Not so much as fleeing criminals but more as pitiable exiles is exactly how they will be seen by the residents who remain, whether employees or entrepreneurs, left to pay the higher taxes necessitated by the bank bailouts and credit crunch caused by the system that made these decamping bankers so much money. Those who profited from the business that caused the global financial meltdown should have the guts to stay put in the city that gave them so much when times were good.
Entrepreneurs always criticise bankers for being the ones who offer you an umbrella when the sun is shining and take it away when the rain starts to pour. They should show their mettle and pay their taxes like men (even if we do not agree with the tax itself). Their absence is not a great escape but a sad self-ostracism from a tremendous life in London.

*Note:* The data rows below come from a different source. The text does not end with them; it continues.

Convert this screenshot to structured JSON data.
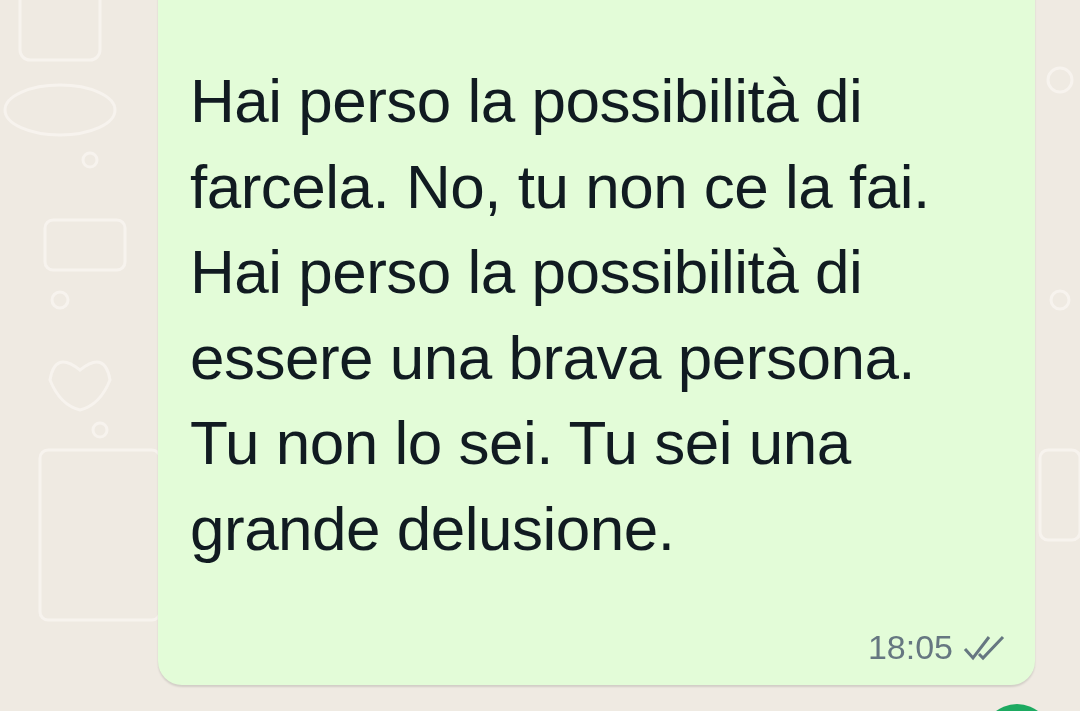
{
  "message": {
    "text": "Hai perso la possibilità di farcela. No, tu non ce la fai. Hai perso la possibilità di essere una brava persona. Tu non lo sei. Tu sei una grande delusione.",
    "time": "18:05"
  }
}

In Athens’ golden age, the undesirables were voted out of the city by citizens scratching their names on to shards of pottery (ostraka, hence ostracism). The exiled person would be doomed to wander for ten years, trying to find another city that would take them in. Swiss-bound bankers may think that they are libertarian heroes fleeing persecution, but by their leaving they are truly shown as these ungrateful undesirables, unthinkingly abandoning a city and a life like no other — for their wallets. Let them go — at least by doing it themselves they’re saving us the pottery.